To many, the laws of Islam do not seem unnecessarily burdensome as most of them deal with how you treat your fellowman, continually mindful of the 1st commandment to “Love thy neighbor as thyself”. And it appears that if you abide by the following rudimentary rules /basic do’s and don’ts as a visitor during the holy month of Ramadan, you will be sure not to unintentionally offend your neighbor:

• Dress respectfully (of course, no mini skirts or dresses) – covering shoulders, knees and elbows is the general rule of thumb that I follow during the month of Ramadan. Besides, it is what is required for work everyday.
• No eating (this includes chewing gum), drinking, or smoking in public view on the street between the hours of sunrise and sunset.
• No public display of affection (holding hands, hugging, kissing). In general, PDA is frowned upon throughout the UAE regardless of the time of year.
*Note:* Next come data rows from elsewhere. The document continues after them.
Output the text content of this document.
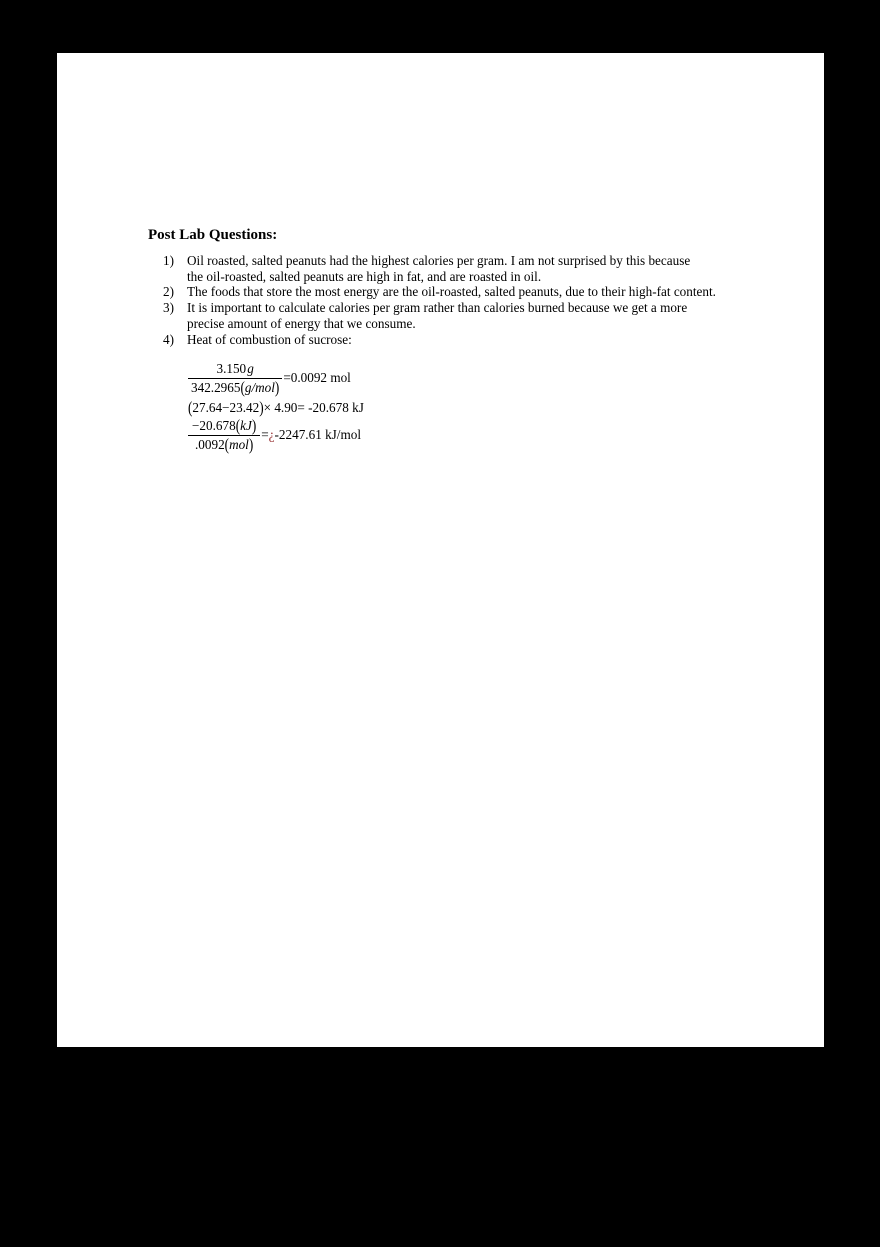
Post Lab Questions:
1) Oil roasted, salted peanuts had the highest calories per gram. I am not surprised by this because the oil-roasted, salted peanuts are high in fat, and are roasted in oil.
2) The foods that store the most energy are the oil-roasted, salted peanuts, due to their high-fat content.
3) It is important to calculate calories per gram rather than calories burned because we get a more precise amount of energy that we consume.
4) Heat of combustion of sucrose:
$\frac{3.150 g}{\text{342.2965(g/mol)}} =0.0092$ mol
(27.64−23.42)× 4.90= -20.678 kJ
$\frac{-20.678(kJ)}{\text{.0092(mol)}}$ =¿-2247.61 kJ/mol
If you do decide to visit during this time of year, you will notice that things appear to be running in slow motion- a blanket of stillness befalls the city during the day. Work hours are generally shorter- 4 to 6 hour workdays for most individuals depending on your industry. I am told that most Muslims stay home and rest during daylight hours to conserve their energy. So that you will not become utterly disillusioned when you travel to the UAE during July, here is what you can expect when visiting during Ramadan:
• No live entertainment.
• Bars and nightclubs are closed with the exception of the British and Irish pubs housed within hotels, some of them hosting underground soirees (I assume that the owners must be fast friends with Skeikh Mohammed bin Zayed Al Nahyan).
• All restaurants (in malls and on the streets) are closed for business between the hours of sunrise and sunset. However, you will find that some restaurants housed within hotels are open, providing sustenance for those uninformed and unsuspecting tourists. As a last resort, you can always swing by the closest petrol station (Adnoc stations are to the UAE what Shell or Mobil is to the U.S) for cold refreshments and nibbles/bites.
• Some shops (generally the non-Middle Eastern chains like H& M, Promod, Aldo, Dune) are open during the day for those shopaholics like me. However, the majority of specialty shops and boutiques open after sunset (7:14pm) and stay open until 1 or 2 in the morning.

After sundown, as you can imagine, the city streets and malls are ripe with clamor and commotion (In fact during Ramadan, the police have witnessed a surge in the number of car accidents, probably due to individuals rushing to “break bread” at the table or due to compromised concentration as a result of lack of sustenance for more than 12 hours). There appears to be a consistent buzzing at the malls and restaurants as waves of individuals shop and “carry on”, filling their bellies in the midst of family and friends.




Ramadan tents are set up at various locations throughout the city to host “Iftar” – the evening meal when Muslims break their fast. The merrymaking and festivities can carry on to the wee hours of the night—up until morning prayer at 4:14 am.




Although from the outside, it appears as if this is a month of excessive restrictions, it is truly a welcome time for Muslims to convene as a family, strengthen their beliefs/faith, reconnect with friends, demonstrate their deep reverence for the Prophet Muhammed’s teachings, and I feel honored to have been a recipient of their selfless generosity and compassion this month.